The canon as a concept in cinema relies on the unshakable, monolithic classics that define the art. The Westerns in the group are equally feted; from The Searchers (1956) to Rio Bravo (1959), they are weighty works that encapsulate the ethos of the Western; America is found within. Imagine an alternative Western canon; one which is informed by its sturdier counterpart but still willing to blaze its own unique, curious trails. One that covers snowy peaks, psychedelic expanses and blood-scorched dirt; the flipside to the genre’s expansive aesthetic, but equally important. Samuel Fuller’s Forty Guns (1957) would be its centerpiece; a propulsive masterwork of extraordinary technical panache. Like Nicholas Ray’s Johnny Guitar (1954) or Fritz Lang’s Rancho Notorious (1952), it is a matriarchal Western in which Barbara Stanwyck’s local rancher clashes with a marshal who is new to town (Barry Sullivan).
It was made at the closing years of the genre’s heyday, and yet it is not self-consciously mournful. Instead, the promise of the West is couched as a struggle for freedom and control; the local pioneers – defined by their land that’s run on their own terms – and the Federal government who are there to subsume the land into the rest of America. Fuller was fascinated by this tension; his films The Baron of Arizona (1950) and I Shot Jesse James (1949) were similarly predisposed. Fuller was always a master, but Forty Guns found him at the height of his powers, deploying some of the best crane and tracking shots this side of Minnelli. Picture the thrilling kinetica of De Palma’s Snake Eyes (1998) transferred to the Old West. The camera swooshes, the violence crackles and the pace never lets up; it’s quite a thrill.
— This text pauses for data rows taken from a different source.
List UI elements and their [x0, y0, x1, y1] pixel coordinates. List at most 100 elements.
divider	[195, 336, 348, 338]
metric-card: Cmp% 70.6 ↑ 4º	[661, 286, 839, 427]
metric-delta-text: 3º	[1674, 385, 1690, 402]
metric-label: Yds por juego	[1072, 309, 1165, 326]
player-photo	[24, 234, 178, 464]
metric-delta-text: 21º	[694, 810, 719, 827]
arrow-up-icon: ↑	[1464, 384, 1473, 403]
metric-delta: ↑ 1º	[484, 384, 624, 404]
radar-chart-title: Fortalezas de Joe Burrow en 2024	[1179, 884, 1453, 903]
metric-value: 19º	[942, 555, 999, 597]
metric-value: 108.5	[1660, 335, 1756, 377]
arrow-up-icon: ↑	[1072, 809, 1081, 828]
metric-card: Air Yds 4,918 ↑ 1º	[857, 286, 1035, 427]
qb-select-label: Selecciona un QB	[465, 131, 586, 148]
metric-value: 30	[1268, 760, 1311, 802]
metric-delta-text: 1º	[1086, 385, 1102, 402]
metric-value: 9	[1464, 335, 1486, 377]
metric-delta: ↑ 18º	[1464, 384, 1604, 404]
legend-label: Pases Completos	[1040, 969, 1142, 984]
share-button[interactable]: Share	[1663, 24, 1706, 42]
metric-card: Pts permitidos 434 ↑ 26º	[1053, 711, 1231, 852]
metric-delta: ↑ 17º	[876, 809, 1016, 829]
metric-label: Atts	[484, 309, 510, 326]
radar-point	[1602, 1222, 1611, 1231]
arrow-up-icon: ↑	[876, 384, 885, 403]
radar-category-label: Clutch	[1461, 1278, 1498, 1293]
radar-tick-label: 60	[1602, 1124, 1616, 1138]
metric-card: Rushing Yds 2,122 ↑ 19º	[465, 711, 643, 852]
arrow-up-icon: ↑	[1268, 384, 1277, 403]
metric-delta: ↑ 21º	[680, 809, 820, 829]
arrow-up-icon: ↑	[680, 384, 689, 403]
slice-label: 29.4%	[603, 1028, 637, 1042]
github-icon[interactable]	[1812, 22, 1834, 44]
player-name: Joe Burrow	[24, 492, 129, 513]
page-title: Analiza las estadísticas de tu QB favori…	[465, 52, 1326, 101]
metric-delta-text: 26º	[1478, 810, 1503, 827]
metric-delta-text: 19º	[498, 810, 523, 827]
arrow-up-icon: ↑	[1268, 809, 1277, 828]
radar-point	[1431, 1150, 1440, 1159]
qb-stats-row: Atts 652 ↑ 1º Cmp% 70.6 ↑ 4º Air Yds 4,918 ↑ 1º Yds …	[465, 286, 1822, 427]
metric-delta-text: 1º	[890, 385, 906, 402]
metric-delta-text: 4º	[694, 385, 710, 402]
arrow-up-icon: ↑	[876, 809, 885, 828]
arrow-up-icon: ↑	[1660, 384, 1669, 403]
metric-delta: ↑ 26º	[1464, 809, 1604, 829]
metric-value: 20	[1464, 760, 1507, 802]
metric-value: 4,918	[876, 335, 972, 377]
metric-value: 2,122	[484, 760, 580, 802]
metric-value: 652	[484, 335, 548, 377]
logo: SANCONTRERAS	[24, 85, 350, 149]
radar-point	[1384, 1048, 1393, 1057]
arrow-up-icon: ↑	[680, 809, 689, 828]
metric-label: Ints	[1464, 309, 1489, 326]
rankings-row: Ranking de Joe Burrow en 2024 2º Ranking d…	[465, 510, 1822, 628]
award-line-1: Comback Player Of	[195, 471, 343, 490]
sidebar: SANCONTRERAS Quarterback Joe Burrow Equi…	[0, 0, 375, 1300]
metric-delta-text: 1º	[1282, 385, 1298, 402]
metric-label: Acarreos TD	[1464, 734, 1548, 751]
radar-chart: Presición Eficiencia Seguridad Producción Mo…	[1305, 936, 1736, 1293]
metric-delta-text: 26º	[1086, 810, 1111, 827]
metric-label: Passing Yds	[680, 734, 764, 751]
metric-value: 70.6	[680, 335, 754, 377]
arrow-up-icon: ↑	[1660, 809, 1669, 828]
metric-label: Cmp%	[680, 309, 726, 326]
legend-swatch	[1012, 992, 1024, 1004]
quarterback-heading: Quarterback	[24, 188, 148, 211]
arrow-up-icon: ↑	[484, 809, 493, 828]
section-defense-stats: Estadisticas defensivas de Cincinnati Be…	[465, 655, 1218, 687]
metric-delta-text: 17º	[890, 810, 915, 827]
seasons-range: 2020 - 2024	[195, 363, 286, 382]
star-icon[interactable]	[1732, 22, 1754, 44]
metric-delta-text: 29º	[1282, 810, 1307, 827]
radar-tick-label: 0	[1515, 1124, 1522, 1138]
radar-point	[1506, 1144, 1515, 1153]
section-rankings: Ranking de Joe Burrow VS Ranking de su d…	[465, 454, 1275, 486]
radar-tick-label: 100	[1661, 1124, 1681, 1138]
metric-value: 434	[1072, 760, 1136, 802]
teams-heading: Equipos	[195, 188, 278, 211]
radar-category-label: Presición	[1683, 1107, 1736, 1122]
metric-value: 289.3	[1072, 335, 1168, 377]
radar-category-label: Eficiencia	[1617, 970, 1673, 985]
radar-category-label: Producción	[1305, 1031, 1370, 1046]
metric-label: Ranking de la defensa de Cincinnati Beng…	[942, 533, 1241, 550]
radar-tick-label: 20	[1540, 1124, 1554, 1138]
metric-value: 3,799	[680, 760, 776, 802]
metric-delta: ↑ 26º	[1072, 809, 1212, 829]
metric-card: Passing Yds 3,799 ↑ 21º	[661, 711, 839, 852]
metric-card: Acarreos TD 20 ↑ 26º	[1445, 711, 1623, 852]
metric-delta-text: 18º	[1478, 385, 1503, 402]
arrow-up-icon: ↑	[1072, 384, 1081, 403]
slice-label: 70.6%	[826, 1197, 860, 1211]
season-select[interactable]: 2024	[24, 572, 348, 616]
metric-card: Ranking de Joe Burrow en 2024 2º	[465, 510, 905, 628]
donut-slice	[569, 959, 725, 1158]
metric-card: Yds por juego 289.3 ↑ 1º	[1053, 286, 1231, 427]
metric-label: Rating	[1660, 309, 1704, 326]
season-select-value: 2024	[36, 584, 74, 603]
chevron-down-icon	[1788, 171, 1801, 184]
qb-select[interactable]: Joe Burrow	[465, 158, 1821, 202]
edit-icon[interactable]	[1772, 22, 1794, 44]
Let us anoint Forty Guns as the centerpiece of the Cult Western Canon, where it would be joined by the likes of Wellman’s Track of the Cat (1954), Tourneur’s Canyon Passage (1946) and Hellman’s The Shooting (1966). Ford and Hawks were the kings of the West, but these guys were the unruly knights, marching to the beat of their own drum across cinema’s vast, rich landscape.